At 4:00 P.M. I go to work at my other job, a health sciences library. My coworker sharing the front desk with me is one of the newer recruits, and has yet to get used to my bizarre behavior and intentionally awkward oversharing. My previous coworkers were just as weird as me and understood. I miss that.
A woman comes in looking for a book. I do my best to help her, turning the monitor to her so she can see what I’m doing as I search the catalog. As our search for the book continues to yield no results, she becomes angry, misplacing her anger towards me instead of the situation. Like the discussion with the mother in the morning, this woman and I share the same goal but aren’t working cohesively to achieve it. I bite my tongue to restrain the laughter trying to escape from my mouth, because the entire situation just seems so incredibly ludicrous to me.
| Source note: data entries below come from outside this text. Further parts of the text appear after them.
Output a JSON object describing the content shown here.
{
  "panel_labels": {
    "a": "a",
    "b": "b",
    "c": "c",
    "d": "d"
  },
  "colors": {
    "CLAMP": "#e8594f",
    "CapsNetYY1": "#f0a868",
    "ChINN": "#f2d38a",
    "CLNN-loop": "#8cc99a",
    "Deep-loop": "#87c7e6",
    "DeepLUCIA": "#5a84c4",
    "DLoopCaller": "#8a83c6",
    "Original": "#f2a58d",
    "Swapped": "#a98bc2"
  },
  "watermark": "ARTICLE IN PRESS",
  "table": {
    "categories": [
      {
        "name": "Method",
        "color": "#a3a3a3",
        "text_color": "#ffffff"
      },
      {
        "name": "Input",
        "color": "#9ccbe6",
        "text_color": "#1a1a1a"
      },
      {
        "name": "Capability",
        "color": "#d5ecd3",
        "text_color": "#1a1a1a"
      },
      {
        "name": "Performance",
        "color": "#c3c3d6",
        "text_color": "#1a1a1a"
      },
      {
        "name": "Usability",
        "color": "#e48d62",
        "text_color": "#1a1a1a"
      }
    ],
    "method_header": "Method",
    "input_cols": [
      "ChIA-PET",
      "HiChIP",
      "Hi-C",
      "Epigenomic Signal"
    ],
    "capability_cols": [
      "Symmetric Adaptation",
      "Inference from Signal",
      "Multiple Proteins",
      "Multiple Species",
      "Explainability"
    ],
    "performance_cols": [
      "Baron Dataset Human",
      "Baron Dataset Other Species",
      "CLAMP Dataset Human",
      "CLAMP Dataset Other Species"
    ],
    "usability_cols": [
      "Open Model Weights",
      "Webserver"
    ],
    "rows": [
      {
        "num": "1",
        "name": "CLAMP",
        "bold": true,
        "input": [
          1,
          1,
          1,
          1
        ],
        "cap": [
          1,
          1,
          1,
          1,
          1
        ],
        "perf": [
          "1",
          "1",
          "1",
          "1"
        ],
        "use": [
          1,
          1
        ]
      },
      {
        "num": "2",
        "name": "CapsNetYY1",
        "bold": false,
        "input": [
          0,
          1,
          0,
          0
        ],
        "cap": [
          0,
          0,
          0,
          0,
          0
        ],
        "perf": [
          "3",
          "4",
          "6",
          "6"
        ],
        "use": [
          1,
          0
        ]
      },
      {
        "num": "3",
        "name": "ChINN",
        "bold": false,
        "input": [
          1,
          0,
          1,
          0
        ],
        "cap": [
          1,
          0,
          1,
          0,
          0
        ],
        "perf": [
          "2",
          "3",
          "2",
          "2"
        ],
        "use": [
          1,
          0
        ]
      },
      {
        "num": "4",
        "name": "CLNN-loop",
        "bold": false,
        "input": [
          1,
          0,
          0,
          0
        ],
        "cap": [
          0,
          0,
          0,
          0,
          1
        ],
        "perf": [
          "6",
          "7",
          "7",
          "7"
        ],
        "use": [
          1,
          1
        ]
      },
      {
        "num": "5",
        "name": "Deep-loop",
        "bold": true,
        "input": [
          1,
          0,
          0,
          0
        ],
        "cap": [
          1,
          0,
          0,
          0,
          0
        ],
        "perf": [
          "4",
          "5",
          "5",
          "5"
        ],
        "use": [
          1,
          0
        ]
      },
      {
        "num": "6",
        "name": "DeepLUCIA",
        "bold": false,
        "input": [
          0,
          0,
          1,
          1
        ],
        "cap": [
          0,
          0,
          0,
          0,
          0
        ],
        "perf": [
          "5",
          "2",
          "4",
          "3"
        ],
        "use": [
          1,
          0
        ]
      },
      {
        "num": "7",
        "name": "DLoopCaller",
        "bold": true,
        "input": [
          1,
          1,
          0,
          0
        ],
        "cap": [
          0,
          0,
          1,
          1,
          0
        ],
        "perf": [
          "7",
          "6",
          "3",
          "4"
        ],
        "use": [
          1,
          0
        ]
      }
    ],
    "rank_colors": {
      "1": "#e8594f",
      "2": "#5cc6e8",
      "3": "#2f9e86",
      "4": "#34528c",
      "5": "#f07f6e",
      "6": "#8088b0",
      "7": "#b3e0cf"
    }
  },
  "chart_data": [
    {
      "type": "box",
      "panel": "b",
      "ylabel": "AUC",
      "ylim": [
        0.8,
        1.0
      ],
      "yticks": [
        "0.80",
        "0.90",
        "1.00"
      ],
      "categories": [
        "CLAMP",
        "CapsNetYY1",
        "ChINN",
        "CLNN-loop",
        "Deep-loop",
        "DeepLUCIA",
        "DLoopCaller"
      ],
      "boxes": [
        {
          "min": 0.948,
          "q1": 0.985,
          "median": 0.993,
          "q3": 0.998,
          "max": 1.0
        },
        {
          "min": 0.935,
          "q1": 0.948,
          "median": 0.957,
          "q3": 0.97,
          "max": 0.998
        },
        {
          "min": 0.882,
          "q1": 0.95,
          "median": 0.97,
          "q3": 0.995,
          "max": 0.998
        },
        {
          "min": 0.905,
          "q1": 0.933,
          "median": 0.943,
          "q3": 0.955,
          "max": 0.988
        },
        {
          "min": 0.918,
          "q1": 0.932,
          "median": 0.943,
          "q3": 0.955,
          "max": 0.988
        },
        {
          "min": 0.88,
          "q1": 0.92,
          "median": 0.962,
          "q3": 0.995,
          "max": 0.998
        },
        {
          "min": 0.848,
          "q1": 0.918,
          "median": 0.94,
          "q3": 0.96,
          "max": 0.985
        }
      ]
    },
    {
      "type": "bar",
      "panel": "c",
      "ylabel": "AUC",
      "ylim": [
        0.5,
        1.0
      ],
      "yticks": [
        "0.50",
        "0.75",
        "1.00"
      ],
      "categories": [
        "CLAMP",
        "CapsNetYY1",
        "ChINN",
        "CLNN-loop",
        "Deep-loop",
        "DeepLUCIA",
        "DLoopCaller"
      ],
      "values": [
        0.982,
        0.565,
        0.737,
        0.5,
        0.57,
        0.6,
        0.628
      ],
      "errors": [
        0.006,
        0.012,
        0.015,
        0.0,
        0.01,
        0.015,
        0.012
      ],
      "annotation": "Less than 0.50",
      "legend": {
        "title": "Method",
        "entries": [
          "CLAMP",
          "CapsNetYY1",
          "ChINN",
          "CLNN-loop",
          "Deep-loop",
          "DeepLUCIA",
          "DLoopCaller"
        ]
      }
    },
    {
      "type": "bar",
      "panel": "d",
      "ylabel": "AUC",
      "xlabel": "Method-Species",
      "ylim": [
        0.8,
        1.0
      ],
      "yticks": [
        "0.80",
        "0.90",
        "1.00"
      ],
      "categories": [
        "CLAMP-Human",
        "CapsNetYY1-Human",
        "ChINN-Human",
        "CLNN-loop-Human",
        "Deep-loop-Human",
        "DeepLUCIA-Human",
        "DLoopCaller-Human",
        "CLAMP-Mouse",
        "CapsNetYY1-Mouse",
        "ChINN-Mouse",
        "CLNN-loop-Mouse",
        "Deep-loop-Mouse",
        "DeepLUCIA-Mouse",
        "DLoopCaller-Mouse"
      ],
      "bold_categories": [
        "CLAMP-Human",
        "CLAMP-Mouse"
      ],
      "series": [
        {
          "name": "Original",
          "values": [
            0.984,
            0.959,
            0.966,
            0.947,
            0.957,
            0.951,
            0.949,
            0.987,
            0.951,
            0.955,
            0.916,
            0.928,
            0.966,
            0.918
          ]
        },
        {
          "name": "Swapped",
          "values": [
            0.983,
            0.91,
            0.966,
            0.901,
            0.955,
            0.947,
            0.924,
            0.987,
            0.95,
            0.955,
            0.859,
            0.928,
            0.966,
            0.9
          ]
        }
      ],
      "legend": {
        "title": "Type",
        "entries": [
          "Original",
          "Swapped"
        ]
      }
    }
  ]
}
At 6:04 P.M. I realize I still haven’t eaten breakfast… or lunch… or dinner. I go across the street and buy some overpriced Chinese food. Some Wednesdays it will be overpriced Italian food. Other Wednesdays it will be overpriced deli food.
When I’m not conversing with coworkers or assisting patrons, I take advantage of the library’s silence, reading books about skinheads and drunk rednecks and sexual deviants and prison inmates, the kind of stories that I relate to even though the lives of the characters are so different than my own.
At 11:45 P.M. I get on the intercom to tell everyone it’s time to get the fuck out of my library. I wonder if I actually said “fuck” or was just thinking it. I make a mental note to eat more. I make a mental note to sleep more. I turn off the lights and wish my coworkers good night.
I get home at 12:07 A.M. and make sure my alarm is set for 6:00 A.M. I crawl into bed exhausted, but relaxed.
As I begin to drift into the immaterial void of sleep, a nagging thought begins to scratch the insides of my head.
What did I forget to do today? Wasn't I supposed to like, hump something? That's what people do on Wednesdays, right? No... it wasn't humping, it was something else...
There’s a stirring in my gut and I remember. I climb out of bed and walk to the bathroom.
Because nothing ends a day better than a late-night poop.